Step 4: Initial Prognosis (Eternal Solution) : “Lying down in torment…for us”
But look Who comes to take on the burden that causes us to lie down in torment! Look Who comes to join all us sheep who have gone astray and who gets led like a sheep to the slaughter himself. Look Who lies down in torment himself, all because he would not back down from offering us the promise of God’s forgiveness for our having trusted ourselves and followed our own lights. Look Who willingly takes responsibility for that iniquity—our self-trusting iniquity. Look at Who comes to promise us, “I have come to have your iniquity laid upon me!” And look Who gets crushed for doing so. Look Who gets cut off from the land of the living and even “makes his grave with us” where there is no light—in order to bring us light. . . And look Who gets raised from the dead for being so merciful to us—and so faithful to the merciful will of God!

Step 5: Advanced Prognosis (Internal Solution) : Walking in His Light
When, by raising this bruised and broken Promiser from the dead, God persuades us of the trustworthiness of this suffering servant, we do find ourselves trusting him (at least for a while). That is, we find ourselves following the light of his merciful promise to us rather than the “light” of our own wills that would draw us away from him and each other.
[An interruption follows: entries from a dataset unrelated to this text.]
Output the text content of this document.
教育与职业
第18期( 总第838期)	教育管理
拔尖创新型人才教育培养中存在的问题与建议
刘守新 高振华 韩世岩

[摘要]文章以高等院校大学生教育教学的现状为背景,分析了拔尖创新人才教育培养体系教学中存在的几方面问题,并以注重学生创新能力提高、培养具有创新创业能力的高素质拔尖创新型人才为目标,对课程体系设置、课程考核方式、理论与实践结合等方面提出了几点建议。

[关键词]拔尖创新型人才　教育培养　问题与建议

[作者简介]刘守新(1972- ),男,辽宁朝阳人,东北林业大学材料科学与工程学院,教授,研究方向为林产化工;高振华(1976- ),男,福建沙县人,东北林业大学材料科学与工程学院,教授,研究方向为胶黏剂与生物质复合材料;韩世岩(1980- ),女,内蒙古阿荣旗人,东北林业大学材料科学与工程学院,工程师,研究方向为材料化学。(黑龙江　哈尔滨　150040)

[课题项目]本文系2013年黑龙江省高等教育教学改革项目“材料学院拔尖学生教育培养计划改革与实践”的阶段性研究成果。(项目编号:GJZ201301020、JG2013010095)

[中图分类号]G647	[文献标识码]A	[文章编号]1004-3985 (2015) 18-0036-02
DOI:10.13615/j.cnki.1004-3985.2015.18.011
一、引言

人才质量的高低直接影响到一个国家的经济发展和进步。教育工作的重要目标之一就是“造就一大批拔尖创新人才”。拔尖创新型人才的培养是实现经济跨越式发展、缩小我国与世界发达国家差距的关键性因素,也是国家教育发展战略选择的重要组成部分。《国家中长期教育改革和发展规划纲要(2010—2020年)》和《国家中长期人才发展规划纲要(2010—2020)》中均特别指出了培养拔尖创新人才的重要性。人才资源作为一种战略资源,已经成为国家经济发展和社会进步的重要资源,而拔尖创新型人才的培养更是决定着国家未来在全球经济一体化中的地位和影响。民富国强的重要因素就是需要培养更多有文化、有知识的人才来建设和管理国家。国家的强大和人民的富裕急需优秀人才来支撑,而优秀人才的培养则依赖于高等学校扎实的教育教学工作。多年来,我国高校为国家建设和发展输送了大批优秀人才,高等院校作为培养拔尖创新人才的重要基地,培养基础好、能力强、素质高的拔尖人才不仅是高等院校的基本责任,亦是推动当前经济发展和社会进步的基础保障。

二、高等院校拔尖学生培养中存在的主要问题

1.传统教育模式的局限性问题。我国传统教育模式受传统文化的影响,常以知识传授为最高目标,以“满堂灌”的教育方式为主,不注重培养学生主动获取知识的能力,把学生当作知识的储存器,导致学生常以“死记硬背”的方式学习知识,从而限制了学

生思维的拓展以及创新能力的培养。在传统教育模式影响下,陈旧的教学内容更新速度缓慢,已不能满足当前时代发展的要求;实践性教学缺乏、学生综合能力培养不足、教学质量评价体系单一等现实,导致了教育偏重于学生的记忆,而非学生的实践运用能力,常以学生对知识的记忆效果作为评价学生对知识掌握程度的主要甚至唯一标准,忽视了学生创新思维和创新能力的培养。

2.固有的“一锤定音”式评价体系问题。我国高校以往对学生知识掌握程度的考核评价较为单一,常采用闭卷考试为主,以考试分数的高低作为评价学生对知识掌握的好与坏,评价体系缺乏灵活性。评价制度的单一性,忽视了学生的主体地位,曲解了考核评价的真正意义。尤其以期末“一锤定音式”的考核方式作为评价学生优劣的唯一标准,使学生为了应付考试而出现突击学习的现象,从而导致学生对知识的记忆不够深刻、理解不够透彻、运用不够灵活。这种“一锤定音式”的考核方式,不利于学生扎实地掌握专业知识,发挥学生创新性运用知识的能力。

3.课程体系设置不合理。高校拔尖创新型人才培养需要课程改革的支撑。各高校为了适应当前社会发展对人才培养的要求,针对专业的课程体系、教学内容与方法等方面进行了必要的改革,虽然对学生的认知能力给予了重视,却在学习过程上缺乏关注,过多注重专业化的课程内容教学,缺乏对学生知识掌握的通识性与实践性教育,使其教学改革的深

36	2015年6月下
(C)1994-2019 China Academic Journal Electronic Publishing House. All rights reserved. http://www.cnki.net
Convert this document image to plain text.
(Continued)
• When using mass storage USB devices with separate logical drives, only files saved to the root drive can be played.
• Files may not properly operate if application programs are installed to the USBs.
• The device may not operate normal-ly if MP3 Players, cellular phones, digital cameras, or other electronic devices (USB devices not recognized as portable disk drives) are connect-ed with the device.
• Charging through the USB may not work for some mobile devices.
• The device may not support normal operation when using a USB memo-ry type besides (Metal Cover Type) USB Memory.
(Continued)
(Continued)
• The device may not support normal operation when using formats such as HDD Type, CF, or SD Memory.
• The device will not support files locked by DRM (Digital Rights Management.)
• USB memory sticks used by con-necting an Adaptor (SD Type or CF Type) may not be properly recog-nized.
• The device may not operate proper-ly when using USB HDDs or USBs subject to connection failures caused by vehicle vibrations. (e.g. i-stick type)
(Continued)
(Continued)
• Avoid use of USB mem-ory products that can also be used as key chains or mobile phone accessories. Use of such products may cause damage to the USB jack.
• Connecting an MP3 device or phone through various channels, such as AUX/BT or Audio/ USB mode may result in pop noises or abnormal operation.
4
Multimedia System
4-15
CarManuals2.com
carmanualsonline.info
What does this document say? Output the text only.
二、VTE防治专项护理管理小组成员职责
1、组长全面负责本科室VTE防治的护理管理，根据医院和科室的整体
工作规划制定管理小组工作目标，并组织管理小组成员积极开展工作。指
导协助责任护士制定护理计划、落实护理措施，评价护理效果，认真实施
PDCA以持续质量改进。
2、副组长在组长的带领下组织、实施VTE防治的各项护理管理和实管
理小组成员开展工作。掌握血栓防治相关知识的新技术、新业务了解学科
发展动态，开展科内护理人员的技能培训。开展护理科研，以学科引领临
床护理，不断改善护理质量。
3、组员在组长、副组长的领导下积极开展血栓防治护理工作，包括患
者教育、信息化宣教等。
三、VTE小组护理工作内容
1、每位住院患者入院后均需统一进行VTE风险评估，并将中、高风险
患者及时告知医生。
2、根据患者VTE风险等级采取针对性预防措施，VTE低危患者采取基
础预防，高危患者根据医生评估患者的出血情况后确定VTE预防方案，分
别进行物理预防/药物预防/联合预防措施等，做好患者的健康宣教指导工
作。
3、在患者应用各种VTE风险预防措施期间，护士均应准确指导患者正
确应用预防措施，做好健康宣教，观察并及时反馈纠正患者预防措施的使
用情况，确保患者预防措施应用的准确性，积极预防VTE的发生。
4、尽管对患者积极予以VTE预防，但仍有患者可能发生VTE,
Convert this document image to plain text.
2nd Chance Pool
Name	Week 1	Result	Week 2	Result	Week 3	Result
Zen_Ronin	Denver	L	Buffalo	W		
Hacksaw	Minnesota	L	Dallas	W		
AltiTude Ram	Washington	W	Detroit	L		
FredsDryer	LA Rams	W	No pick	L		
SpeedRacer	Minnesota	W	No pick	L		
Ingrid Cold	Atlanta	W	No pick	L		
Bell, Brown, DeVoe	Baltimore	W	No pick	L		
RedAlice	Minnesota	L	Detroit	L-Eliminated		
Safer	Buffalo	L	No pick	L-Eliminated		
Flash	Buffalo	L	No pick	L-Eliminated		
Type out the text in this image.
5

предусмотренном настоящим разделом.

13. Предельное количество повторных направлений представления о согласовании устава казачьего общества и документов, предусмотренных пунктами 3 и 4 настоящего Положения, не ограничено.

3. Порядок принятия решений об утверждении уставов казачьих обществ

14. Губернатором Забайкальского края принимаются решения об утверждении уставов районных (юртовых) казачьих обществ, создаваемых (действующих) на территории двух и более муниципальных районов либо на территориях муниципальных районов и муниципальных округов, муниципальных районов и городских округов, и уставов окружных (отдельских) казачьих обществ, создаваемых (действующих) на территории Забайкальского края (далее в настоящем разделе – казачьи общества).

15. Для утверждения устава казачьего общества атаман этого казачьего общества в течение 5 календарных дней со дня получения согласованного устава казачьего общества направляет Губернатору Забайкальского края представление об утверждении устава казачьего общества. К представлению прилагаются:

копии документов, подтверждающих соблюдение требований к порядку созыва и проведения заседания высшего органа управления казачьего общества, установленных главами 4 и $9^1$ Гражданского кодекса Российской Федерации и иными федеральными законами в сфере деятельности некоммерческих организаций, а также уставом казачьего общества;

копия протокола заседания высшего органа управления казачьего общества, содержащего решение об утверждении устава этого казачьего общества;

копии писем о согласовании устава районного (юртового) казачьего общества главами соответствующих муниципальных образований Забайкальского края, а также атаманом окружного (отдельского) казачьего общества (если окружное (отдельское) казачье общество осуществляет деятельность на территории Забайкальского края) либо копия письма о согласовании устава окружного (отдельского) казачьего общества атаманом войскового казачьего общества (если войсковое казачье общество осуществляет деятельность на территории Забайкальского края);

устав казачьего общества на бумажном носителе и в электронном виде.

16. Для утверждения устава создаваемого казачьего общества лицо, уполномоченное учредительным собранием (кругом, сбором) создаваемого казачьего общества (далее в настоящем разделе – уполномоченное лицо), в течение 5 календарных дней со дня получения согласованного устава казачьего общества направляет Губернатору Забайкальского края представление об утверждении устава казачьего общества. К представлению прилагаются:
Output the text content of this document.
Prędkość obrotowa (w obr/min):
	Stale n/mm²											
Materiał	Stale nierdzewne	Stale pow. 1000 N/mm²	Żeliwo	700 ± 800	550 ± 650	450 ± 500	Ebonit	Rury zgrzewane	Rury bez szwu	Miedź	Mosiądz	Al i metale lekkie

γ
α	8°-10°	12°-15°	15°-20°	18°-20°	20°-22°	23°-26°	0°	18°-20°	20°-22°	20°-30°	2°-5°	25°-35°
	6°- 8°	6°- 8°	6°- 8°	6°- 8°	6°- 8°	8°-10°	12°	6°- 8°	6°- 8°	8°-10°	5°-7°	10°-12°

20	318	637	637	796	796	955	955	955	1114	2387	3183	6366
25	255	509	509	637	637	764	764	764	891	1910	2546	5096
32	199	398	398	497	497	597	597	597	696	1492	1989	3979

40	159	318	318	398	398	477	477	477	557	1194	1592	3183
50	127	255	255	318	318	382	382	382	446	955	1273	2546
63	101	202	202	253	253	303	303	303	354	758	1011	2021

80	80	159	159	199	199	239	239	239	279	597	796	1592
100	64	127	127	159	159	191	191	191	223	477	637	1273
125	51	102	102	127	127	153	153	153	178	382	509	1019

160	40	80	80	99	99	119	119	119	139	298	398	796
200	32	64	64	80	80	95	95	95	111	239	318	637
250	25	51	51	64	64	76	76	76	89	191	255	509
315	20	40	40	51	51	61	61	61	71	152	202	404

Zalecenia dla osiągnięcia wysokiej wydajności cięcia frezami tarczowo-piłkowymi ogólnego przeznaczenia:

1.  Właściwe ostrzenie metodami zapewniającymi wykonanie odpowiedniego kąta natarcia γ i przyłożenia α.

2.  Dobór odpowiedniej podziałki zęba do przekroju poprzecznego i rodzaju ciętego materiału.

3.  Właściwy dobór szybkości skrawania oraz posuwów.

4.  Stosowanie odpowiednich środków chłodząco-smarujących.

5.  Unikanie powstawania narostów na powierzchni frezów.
We find ourselves trusting him, not only when he speaks words of forgiveness to us, but also when he invites us to be servants with him.

Step 6: Final Prognosis (External Solution) :  Gone Serving
And that’s exactly what happens when he causes us to trust him. We become more servant-like ourselves. We find ourselves more willing (at least for a while) to join our fellow human beings who are themselves bruised and wounded. We do it in order to help make them whole, and in order to bring them the Good News of that unique Servant who gave all of himself to bring wholeness to all of us.